Yaratılış süreci boyunca arzu ve Işık arasında değişmez ve sabit bir bağlantı vardır. Işık arzuyu yarattı; arzuyu kendisine bağladı ve işte bu yüzden arzu sonsuza dek Işık’a bağlanmış oldu. Bizler bu bağı kıramayız.

Yaratılan varlık kendisini kısıtlayabilir ve bu şekilde yaparak sanki Işık’ın alımını durdurur; her şeyi yapabilir ancak Işık’ı arzulamayı durdurmayı isteyemez! Yaratılışın temeli budur;  bu, Yaradan tarafından yaratılmış olan almak arzusunun doğasıdır.
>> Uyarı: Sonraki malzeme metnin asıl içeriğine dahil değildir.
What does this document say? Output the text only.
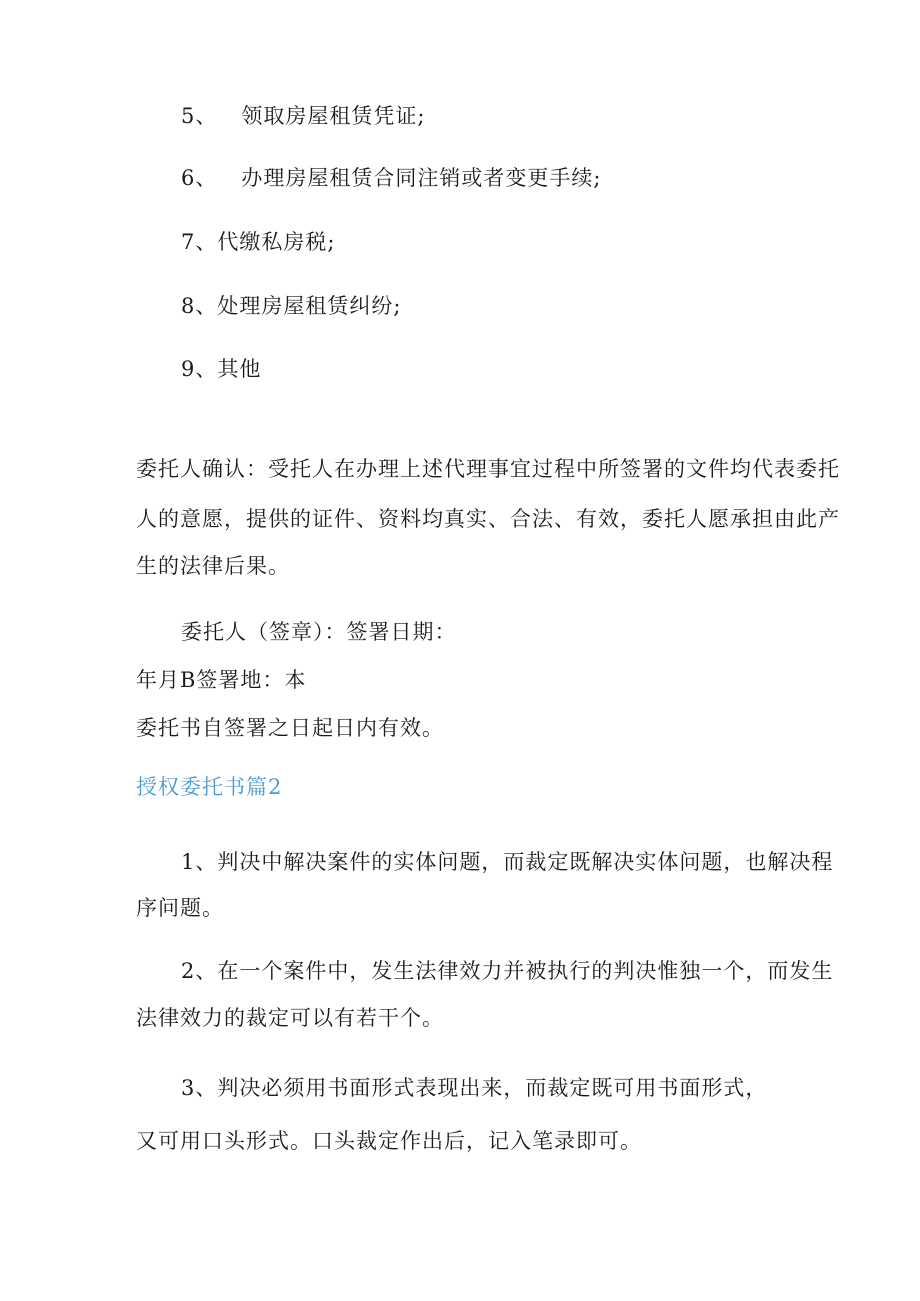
5、 领取房屋租赁凭证;
6、 办理房屋租赁合同注销或者变更手续;
7、代缴私房税;
8、处理房屋租赁纠纷;
9、其他
委托人确认：受托人在办理上述代理事宜过程中所签署的文件均代表委托
人的意愿，提供的证件、资料均真实、合法、有效，委托人愿承担由此产
生的法律后果。
委托人（签章）：签署日期：
年月B签署地：本
委托书自签署之日起日内有效。
授权委托书篇2
1、判决中解决案件的实体问题，而裁定既解决实体问题，也解决程
序问题。
2、在一个案件中，发生法律效力并被执行的判决惟独一个，而发生
法律效力的裁定可以有若干个。
3、判决必须用书面形式表现出来，而裁定既可用书面形式，
又可用口头形式。口头裁定作出后，记入笔录即可。
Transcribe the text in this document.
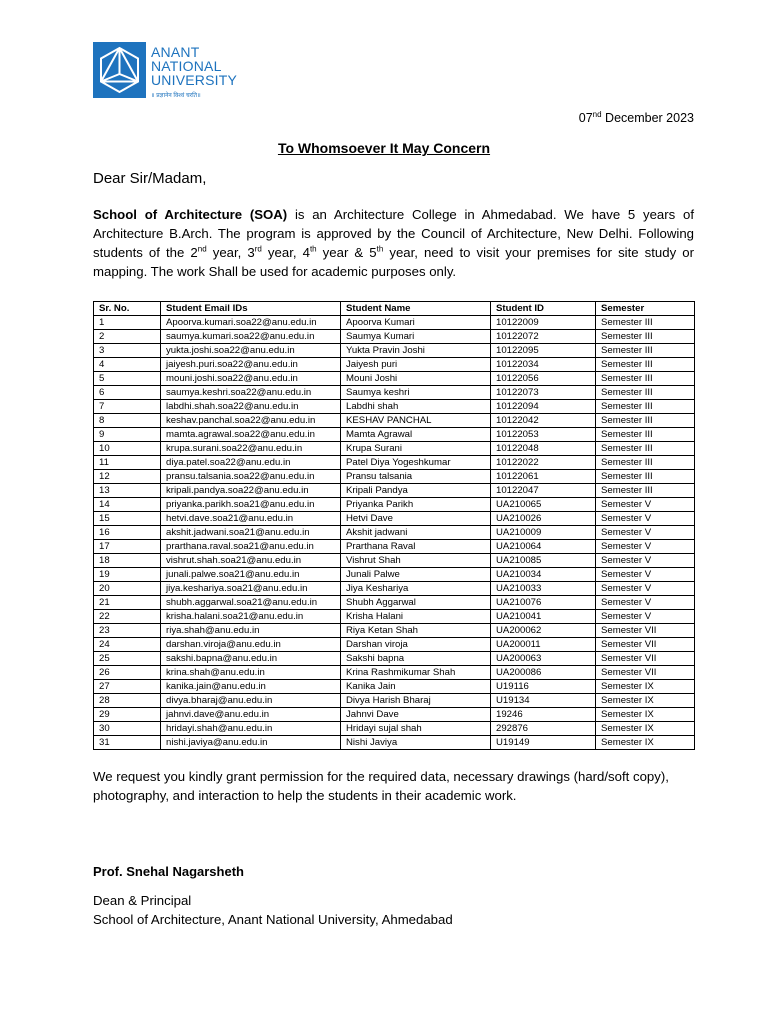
ANANT
NATIONAL
UNIVERSITY
॥ प्रज्ञानेन विश्वं चरति॥
07nd December 2023
To Whomsoever It May Concern
Dear Sir/Madam,
School of Architecture (SOA) is an Architecture College in Ahmedabad. We have 5 years of Architecture B.Arch. The program is approved by the Council of Architecture, New Delhi. Following students of the 2nd year, 3rd year, 4th year & 5th year, need to visit your premises for site study or mapping. The work Shall be used for academic purposes only.
Sr. No.	Student Email IDs	Student Name	Student ID	Semester
1	Apoorva.kumari.soa22@anu.edu.in	Apoorva Kumari	10122009	Semester III
2	saumya.kumari.soa22@anu.edu.in	Saumya Kumari	10122072	Semester III
3	yukta.joshi.soa22@anu.edu.in	Yukta Pravin Joshi	10122095	Semester III
4	jaiyesh.puri.soa22@anu.edu.in	Jaiyesh puri	10122034	Semester III
5	mouni.joshi.soa22@anu.edu.in	Mouni Joshi	10122056	Semester III
6	saumya.keshri.soa22@anu.edu.in	Saumya keshri	10122073	Semester III
7	labdhi.shah.soa22@anu.edu.in	Labdhi shah	10122094	Semester III
8	keshav.panchal.soa22@anu.edu.in	KESHAV PANCHAL	10122042	Semester III
9	mamta.agrawal.soa22@anu.edu.in	Mamta Agrawal	10122053	Semester III
10	krupa.surani.soa22@anu.edu.in	Krupa Surani	10122048	Semester III
11	diya.patel.soa22@anu.edu.in	Patel Diya Yogeshkumar	10122022	Semester III
12	pransu.talsania.soa22@anu.edu.in	Pransu talsania	10122061	Semester III
13	kripali.pandya.soa22@anu.edu.in	Kripali Pandya	10122047	Semester III
14	priyanka.parikh.soa21@anu.edu.in	Priyanka Parikh	UA210065	Semester V
15	hetvi.dave.soa21@anu.edu.in	Hetvi Dave	UA210026	Semester V
16	akshit.jadwani.soa21@anu.edu.in	Akshit jadwani	UA210009	Semester V
17	prarthana.raval.soa21@anu.edu.in	Prarthana Raval	UA210064	Semester V
18	vishrut.shah.soa21@anu.edu.in	Vishrut Shah	UA210085	Semester V
19	junali.palwe.soa21@anu.edu.in	Junali Palwe	UA210034	Semester V
20	jiya.keshariya.soa21@anu.edu.in	Jiya Keshariya	UA210033	Semester V
21	shubh.aggarwal.soa21@anu.edu.in	Shubh Aggarwal	UA210076	Semester V
22	krisha.halani.soa21@anu.edu.in	Krisha Halani	UA210041	Semester V
23	riya.shah@anu.edu.in	Riya Ketan Shah	UA200062	Semester VII
24	darshan.viroja@anu.edu.in	Darshan viroja	UA200011	Semester VII
25	sakshi.bapna@anu.edu.in	Sakshi bapna	UA200063	Semester VII
26	krina.shah@anu.edu.in	Krina Rashmikumar Shah	UA200086	Semester VII
27	kanika.jain@anu.edu.in	Kanika Jain	U19116	Semester IX
28	divya.bharaj@anu.edu.in	Divya Harish Bharaj	U19134	Semester IX
29	jahnvi.dave@anu.edu.in	Jahnvi Dave	19246	Semester IX
30	hridayi.shah@anu.edu.in	Hridayi sujal shah	292876	Semester IX
31	nishi.javiya@anu.edu.in	Nishi Javiya	U19149	Semester IX
We request you kindly grant permission for the required data, necessary drawings (hard/soft copy), photography, and interaction to help the students in their academic work.
Prof. Snehal Nagarsheth
Dean & Principal
School of Architecture, Anant National University, Ahmedabad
Böylelikle alma arzumuzla ilişkili olarak, Işık her zaman mutlak sükûnet içerisindedir ve bizler daima bu Işık’ı istiyoruzdur! Kendimizi ne kadar kısıtladığımız, ne kadar Masahim (perdeler) sahibi olduğumuz önemli değildir; bizler tüm bunları alma arzumuzun üzerinde yaparız. Arzu asla yok olmaz ve sürekli Işık’ı özlemler. Hiçbir gizlilik ve ifşa, kısımlar veya dereceler bunu değiştiremez; arzu sadece Işık’ı hissederse ve onu özlemlerse ancak var olur. Eğer Işık yoksa arzu da yoktur.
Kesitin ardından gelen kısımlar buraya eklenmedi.